Thank you for the opportunity to testify. I would be pleased to answer the Committee's questions.
Josephine P. Briggs, M.D. Director, NCCAM
On January 24, 2008, Josephine P. Briggs, M.D., was named Director of the National Center for Complementary and Alternative Medicine. An accomplished researcher and physician, Dr. Briggs brings a focus on translational research to the study of complementary and alternative medicine to help build a fuller understanding of the usefulness and safety of CAM practices.
Dr. Briggs received her A.B. cum laude in biology from Harvard-Radcliffe College and her M.D. from Harvard Medical School. She completed her residency training in internal medicine and nephrology at the Mount Sinai School of Medicine, New York, NY, where she was also chief resident in the Department of Internal Medicine and a fellow in clinical nephrology. She then held a research fellowship in physiology at Yale School of Medicine, New Haven, CT, working with Dr. Fred Wright and Dr. Gerhard Giebisch. After completing her fellowship at Yale, Dr. Briggs was a research scientist for 7 years at the Physiology Institute at the University of Munich, Munich, Germany.

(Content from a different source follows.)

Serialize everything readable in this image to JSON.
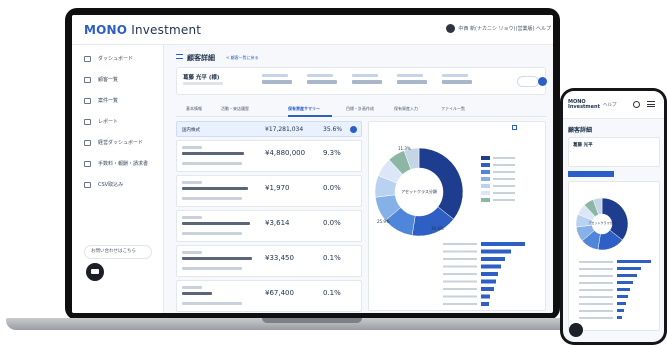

In 1985, Dr. Briggs moved to the University of Michigan, Ann Arbor, MI, where she held several academic positions, including associate chair for research in the Department of Internal Medicine and professorships in the Division of Nephrology, Department of Internal Medicine and the Department of Physiology. Dr. Briggs joined the National Institutes of Health in 1997 as director of the Division of Kidney, Urologic, and Hematologic Diseases at the National Institute of Diabetes and Digestive and Kidney Diseases where she oversaw extramural research activities. While at NIDDK, she co-chaired an NIH Roadmap Committee on Translational Core Resources. In 2006, she accepted a position as senior scientific officer at the Howard Hughes Medical Institute.
Dr. Briggs' research interests include the renin-angiotensin system, diabetic nephropathy, circadian regulation of blood pressure, and the effect of antioxidants in kidney disease. She has published more than 130 research articles and has served on the editorial boards of several journals including the Journal of Laboratory and Clinical Medicine, Seminars in Nephrology, and Hypertension and was deputy editor for the Journal of Clinical Investigation. She is an elected member of the American Association of Physicians and the American Society of Clinical Investigation and a fellow of the American Association for the Advancement of Science. She is a recipient of many awards and prizes, including the Volhard Prize of the German Nephrological Society, the Alexander von Humboldt Scientific Exchange Award, and NIH Director's Awards for her role in the development of the Trans-NIH Type I Diabetes Strategic Plan and her leadership of the Trans-NIH Zebrafish committee.